Question Mark T-Shirts
Terry Gambill
Midway (Texas) High School

      We give out T-shirts in our off-season program. There are three different types of t-shirts. The first shirt is a plain, simple gray t-shirt with a question mark on it. Everybody

gets one of these to begin with. I ask the players, "What is the question mark?" and they respond by saying, "I don't know." That is it exactly; the question mark signifies that the person inside that shirt has a question to answer. That question is, "Will I become an accountable, consistently eligible, and positively motivated member of my team?"
      The player gets out of the question mark t-shirt and will move into either a red or blue t-shirt with a white "M" on it. Each student-athlete is accountable for their academic progress and eligibility. If a player makes an A, B or C in their classes, but misses a class or has a tardy during the week, they will be in a red shirt. However, to gain blue shirt status, their accountability is held to a maximum.
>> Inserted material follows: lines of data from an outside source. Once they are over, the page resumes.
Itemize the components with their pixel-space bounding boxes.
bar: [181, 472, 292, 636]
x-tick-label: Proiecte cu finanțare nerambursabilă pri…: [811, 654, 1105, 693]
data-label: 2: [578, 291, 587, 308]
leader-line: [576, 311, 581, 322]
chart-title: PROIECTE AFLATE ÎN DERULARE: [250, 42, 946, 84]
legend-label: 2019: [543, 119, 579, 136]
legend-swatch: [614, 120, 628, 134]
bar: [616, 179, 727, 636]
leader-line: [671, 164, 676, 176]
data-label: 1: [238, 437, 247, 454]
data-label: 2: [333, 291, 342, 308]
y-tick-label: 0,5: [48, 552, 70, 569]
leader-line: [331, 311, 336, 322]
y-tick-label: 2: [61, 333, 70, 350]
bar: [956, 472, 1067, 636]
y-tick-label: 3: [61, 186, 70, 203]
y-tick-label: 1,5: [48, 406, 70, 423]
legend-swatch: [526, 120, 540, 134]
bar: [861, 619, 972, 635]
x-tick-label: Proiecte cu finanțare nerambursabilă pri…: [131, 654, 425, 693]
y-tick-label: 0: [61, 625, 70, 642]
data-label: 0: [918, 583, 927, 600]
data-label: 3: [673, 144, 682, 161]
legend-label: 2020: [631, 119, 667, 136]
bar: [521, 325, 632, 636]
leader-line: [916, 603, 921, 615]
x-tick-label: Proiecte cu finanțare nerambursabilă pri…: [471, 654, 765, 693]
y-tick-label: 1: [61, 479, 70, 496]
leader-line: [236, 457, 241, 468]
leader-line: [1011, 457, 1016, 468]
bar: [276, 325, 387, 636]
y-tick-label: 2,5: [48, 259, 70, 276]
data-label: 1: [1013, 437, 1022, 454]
The must achieve nothing below a C, with no absences, excused or unexcused, and no tardiness for the entire week.
      This is an incentive for the players to take care of their responsibilities and to grow as young people. This amounts to accountability. No one likes to wear a shirt that has a question mark on it, so they are all heavily motivated to end up with that red shirt.

      At Midway High School, we have had principals, teachers, and individuals from the community tell us, "Coach, you just don't know how these players dislike having a questions mark hanging over their head." It is a badge for everyone in the school to see when you wear the red jersey and everyone knows you have been accountable for your grades and your attendance. This teaches young people that they have a responsibility to be accountable in all areas of their life.
      When an individual becomes accountable, their life changes forever.